Copyright 2011 by Mark Hahn for Souciant. All rights reserved.

Of course, the world economy would not function without copper. No one would be watching TV without copper. Power and signal delivery both require massive amounts of copper. Without copper, the mechanisms that drive the global market could not exist. Copper is the life blood of the worldwide communication grid.

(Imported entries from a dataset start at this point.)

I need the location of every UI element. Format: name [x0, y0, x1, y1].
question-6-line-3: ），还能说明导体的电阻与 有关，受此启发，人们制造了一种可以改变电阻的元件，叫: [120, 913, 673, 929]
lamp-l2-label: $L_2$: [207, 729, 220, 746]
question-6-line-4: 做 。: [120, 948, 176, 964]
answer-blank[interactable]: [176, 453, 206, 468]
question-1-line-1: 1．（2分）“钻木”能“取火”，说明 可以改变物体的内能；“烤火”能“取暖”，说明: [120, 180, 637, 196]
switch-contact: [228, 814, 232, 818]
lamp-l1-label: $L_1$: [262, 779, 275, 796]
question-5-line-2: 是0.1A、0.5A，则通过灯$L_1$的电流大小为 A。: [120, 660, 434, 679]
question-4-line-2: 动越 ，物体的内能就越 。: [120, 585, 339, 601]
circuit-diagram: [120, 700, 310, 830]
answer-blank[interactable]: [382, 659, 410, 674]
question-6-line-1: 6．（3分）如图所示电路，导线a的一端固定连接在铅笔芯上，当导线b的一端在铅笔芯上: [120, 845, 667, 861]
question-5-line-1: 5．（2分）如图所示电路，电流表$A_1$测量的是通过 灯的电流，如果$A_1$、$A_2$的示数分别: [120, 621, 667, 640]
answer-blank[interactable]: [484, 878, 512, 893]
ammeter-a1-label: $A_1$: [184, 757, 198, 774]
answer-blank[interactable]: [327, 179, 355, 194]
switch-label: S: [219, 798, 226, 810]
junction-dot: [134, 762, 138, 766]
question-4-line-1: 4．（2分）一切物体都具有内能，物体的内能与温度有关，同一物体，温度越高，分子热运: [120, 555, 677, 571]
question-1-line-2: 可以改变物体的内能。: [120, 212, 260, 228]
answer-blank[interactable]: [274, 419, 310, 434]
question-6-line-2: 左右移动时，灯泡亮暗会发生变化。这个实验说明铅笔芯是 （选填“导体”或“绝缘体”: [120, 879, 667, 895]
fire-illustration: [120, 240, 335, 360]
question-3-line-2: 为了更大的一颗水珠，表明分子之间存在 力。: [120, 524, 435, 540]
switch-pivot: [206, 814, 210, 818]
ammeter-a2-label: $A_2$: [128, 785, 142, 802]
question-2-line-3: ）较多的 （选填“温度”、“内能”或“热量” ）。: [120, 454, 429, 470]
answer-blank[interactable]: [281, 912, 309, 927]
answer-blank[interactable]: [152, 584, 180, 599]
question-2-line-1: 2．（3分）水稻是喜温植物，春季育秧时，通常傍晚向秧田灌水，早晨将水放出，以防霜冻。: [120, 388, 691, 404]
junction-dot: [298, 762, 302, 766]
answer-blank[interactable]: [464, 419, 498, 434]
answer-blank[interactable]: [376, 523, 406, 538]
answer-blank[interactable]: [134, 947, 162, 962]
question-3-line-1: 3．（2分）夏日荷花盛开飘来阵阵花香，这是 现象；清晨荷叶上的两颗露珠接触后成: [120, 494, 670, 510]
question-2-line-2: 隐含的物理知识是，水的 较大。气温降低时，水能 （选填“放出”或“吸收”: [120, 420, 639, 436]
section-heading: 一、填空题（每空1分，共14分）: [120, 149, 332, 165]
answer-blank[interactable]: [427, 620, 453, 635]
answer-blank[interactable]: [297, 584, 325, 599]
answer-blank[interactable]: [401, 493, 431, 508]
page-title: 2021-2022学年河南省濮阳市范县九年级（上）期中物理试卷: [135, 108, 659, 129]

As the market demands more copper to feed the economy, mining production has increased in southern Arizona and jobs are booming again. But the damage has been done. Dead TVs still litter porches and living rooms of abandoned homes as miners drive into town and stay in motels for the work week. They get their dose of TV from a box locked down to a cheap press-board dresser. After losing their jobs and their homes, they’ve learned to take work one day at a time and not trust a system that is going to kick them out the door when they’re no longer needed. They’ve learned first hand what it feels like when the American dream fails and people and their dead TVs are left behind.

7 comments

  1. We had Black and White TV’s in the 60-70’s when the switch failed to work to turn on the TV a service man suggested a clapper type switch turning it on via the plug with a switch on top of the set it was an admiral TV with the pressed wood body to which you refer those times were rife with the economic terms you also site. After the death of that one our family purchased one of the new “Portable” models a 20 inch with a credit purchase plan to be set on top of the old TV for 10 years or so friends in those years would come over to watch programs on a TV set on a TV that was DEAD what a metaphor for that time you awakened thanks for this.

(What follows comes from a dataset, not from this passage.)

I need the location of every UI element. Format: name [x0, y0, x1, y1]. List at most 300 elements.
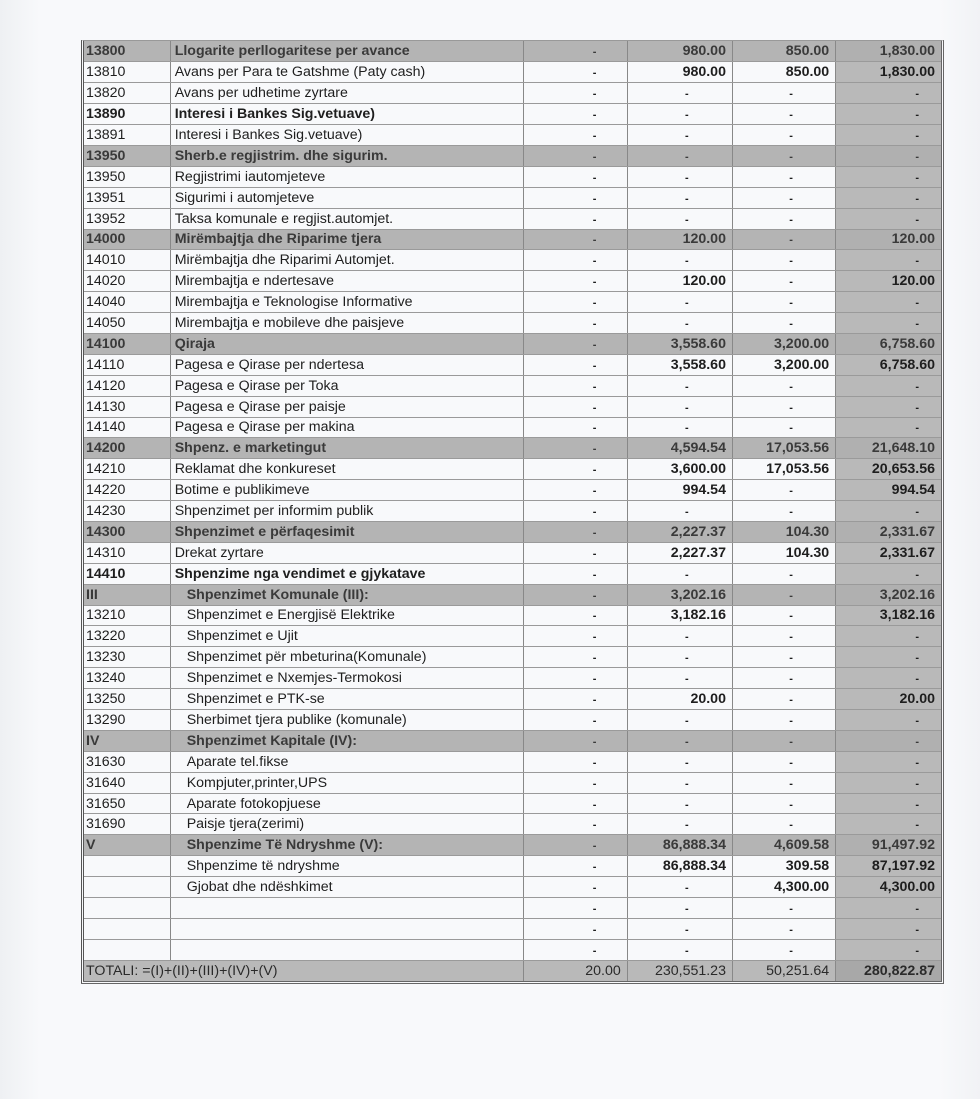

  2. This was linked from Counterpunch.org. You wrote in part, “Congress mandated that June 12, 2009 would be the last day for analog TV transmissions in the U.S. After this date everyone either had to upgrade to a new digital TV or acquire an analog-to-digital conversion box with appropriate antennae. Otherwise, they’d be left with a dead TV and nothing to watch…” I hope you recall that the Federal government offered $40 coupons to help people buy Digital to Analog (not vice-versa) converter boxes, which typically retailed from $50 to $80. Thus the net cost was relatively small, although there were sometimes issues with antennas. Also, most cable companies still offer some analog cable channels along with digital choices. We have over 70 analog cable channels here east of Cleveland, Ohio. Most analog TVs built from the mid-1980’s through 2009 have tuners compatible with analog cable. You exaggerate the issues to support your artsy photographic montage.

    1. I sent for the discount card and it was sent to me via USPS and went to get convertor box they were out of them then when they were in stock I went to get them (2 cards were sent) it was discovered that the cards were expired . I was unable to get more because LIMIT 2 and the program had also expired. Lastly this was not an essay about TV’s. As in 1992 Clinton presidential run put it ” Its the Economy”.

    2. I put in for one of those coupons. It never arrived. I think they ran out or something. I’ve got 4 TVs in the house, most people have more than two. It would only have been a partial solution anyway. Didn’t seem like that big a deal at the time but now that I’m contemplating cutting cable the cost of 3 converters and 3 high quality antenna’s (one of my TV’s is digital) puts a damper on those plans.

  3. Interesting article, but you failed to mention the Government Coupon program which allowed you to basically obtain a DTV converter for free. I received my coupon which allowed me to purchase a DTV converter and continue to use my 20+ year old Magnavox. With regards to the antenna, if you were able to pick up UHF analog signals, you more than likely have the correct antenna to pick up DTV.

    1. Did all the workers who had good paying jobs who lost them through “free trade get their government coupon ?

  4. i enjoyed your take on roseanne ,she’s running for president. recently on democracy now she dismissed class interests and emphasized race and gender. sad.but it dovetails well with your analysis.